When Corbin Johnston assumed the reins as artistic director for the NOVA Chamber Music Series at the start of last season, one of his top priorities was to present a concert devoted to the music of Charles Ives.

"When I took over, Project One for me was doing an Ives program," Johnston said. "I love this music. This is great music by any standard, and NOVA is the venue to do things that you don't have the opportunity to do elsewhere."

Ever since he heard Ives' Fourth Symphony as a student, Johnston has been smitten with his music. And as a professional musician, he laments that Ives' compositions, both chamber and symphonic, aren't performed more frequently. "He is too important to pass on."
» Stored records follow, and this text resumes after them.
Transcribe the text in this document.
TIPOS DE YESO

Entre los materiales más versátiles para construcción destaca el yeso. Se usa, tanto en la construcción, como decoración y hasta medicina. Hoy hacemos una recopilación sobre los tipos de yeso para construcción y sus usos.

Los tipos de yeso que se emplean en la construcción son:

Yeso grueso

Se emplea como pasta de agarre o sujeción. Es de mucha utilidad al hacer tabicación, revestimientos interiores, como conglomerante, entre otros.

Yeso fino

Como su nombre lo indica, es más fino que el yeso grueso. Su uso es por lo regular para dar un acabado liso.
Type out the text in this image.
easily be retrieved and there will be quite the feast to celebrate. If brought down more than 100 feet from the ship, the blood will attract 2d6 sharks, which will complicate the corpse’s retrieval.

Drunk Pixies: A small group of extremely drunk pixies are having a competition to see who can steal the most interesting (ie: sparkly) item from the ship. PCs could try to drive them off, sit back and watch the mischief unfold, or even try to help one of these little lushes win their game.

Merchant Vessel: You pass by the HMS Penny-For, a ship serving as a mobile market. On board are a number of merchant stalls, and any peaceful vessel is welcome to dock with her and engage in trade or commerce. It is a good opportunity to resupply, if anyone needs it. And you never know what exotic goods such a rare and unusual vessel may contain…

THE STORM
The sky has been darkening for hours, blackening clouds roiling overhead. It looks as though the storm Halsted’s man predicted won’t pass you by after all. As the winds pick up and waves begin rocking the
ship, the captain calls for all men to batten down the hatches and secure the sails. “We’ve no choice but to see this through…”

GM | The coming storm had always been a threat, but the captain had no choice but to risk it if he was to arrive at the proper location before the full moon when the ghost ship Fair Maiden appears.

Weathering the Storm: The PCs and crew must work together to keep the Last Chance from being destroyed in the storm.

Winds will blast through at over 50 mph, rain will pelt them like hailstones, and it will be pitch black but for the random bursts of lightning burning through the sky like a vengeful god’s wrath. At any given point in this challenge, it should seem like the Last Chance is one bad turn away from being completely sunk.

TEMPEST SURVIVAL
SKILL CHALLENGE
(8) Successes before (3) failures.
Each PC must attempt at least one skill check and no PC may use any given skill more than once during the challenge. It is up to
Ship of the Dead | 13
Today's NOVA concert, which takes place at 3 p.m. in the auditorium of the Utah Museum of Fine Arts, will be an all-Ives affair. Besides a number of his songs and the "Hawthorne" movement from the Piano Sonata No. 2 ("Concord, Mass., 1840-60"), the program will include two of the composer's major works, the String Quartet No. 2 and the Piano Trio.

There is also one other piece, the oddly eclectic "Hallowe'en" for string quartet, piano and bass drum. "Ives wrote tons of little movements," Johnston said. "'Hallowe'en' was intended as the fourth movement of a quartet."

The piece is curious, since Ives notes in the score that a bass drum can play, at the drummer's discretion, when the other instruments have rests. Performing on bass drum will be Johnston. "I'll be making my debut with the bass drum. And since there is no actual part, I can't mess it up," he joked.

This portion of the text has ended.